Courtesy of MCT
The $0 transaction listing on the purchase of a 2007 Chrysler 300C sold to former Buckeye Thaddeus Gibson was inaccurate, as the Ohio Bureau of Motor Vehicles listed the car as having been sold for $13,700 in June 2007, The Columbus Dispatch reported Wednesday.
The Ohio BMV will continue to investigate, however, because dealer Aaron Kniffin said the prices of cars sold to Ohio State players were not accurate, according to The Dispatch. Ohio law requires that dealers list accurate sales prices.
The question many are asking now is if that price was fair. The national average for dealer retail value of the model by Edmunds.com is $18,326.

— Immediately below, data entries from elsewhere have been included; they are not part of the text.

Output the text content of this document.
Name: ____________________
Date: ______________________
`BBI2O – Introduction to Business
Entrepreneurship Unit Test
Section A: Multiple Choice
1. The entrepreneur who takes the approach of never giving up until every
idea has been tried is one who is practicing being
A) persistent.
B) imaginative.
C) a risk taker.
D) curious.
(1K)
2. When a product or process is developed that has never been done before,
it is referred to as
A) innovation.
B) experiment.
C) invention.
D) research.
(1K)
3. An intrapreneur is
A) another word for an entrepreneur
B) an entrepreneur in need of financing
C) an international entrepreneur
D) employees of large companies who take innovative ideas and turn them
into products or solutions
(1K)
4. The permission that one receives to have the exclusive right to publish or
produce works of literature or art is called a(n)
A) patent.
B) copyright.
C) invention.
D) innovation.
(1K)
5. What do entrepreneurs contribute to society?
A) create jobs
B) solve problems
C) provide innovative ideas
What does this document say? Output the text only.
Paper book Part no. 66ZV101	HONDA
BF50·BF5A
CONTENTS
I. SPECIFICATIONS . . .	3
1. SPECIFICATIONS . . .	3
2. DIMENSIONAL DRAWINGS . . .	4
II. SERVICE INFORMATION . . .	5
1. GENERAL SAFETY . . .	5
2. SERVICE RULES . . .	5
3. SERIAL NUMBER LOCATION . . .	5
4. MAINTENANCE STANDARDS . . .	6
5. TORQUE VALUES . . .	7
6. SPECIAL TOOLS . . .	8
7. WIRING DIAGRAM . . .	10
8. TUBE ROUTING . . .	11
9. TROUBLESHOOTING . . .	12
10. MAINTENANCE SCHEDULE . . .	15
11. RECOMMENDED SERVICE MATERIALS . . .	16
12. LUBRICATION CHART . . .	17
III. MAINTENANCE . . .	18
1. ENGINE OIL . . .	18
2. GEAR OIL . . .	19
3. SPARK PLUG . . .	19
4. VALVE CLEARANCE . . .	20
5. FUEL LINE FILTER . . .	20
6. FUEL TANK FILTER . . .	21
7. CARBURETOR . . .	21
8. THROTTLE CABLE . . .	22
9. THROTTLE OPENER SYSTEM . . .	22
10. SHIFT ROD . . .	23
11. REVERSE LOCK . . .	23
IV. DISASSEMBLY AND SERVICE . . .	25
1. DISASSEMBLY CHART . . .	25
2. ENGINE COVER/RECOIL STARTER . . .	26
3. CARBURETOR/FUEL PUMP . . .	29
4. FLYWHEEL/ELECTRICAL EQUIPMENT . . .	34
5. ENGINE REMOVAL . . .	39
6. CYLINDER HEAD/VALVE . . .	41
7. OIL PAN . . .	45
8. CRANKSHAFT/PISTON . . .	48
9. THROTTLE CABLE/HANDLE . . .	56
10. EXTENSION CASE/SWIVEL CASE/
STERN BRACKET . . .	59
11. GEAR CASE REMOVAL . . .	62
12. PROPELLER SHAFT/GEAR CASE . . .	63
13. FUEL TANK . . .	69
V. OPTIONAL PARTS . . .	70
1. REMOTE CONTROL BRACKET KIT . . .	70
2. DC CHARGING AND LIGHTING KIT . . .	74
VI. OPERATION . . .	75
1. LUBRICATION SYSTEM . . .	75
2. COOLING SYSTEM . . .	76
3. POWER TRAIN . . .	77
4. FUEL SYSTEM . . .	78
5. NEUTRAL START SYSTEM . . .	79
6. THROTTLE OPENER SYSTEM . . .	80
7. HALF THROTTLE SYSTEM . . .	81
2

To me, it seems highly unlikely that the price Gibson paid was fair. He bought the Chrysler the same year it was made, meaning the price had to have been significantly higher four years ago, before depreciation.
I realize many other factors can play into the pricing, such as optional equipment and mileage, but the lowest price on Edmunds.com for a bare-minimum 300C with 100,000 miles was $12,780. That figure is after four years of depreciation.
Though a collective sigh of relief can be taken by Buckeye fans for today, I have a feeling that the car scandal is far from over, and that the amount Gibson paid for his car may actually turn out to be bad news.
Before anyone panics, keep in mind that there is some leeway in the pricing of cars. Value can be somewhat subjective, and there might actually be some rationale behind the price, a rationale that someone, somewhere, just might accept.
Also keep in mind that I am not a car expert, but rather a sports enthusiast who feels I would not have been able to land that price in 2007.
Fans can hold the brakes for now, but if more low prices like this continue to pop up during the investigation into the four dozen cars Kniffin sold to OSU athletes, brace for the accelerator.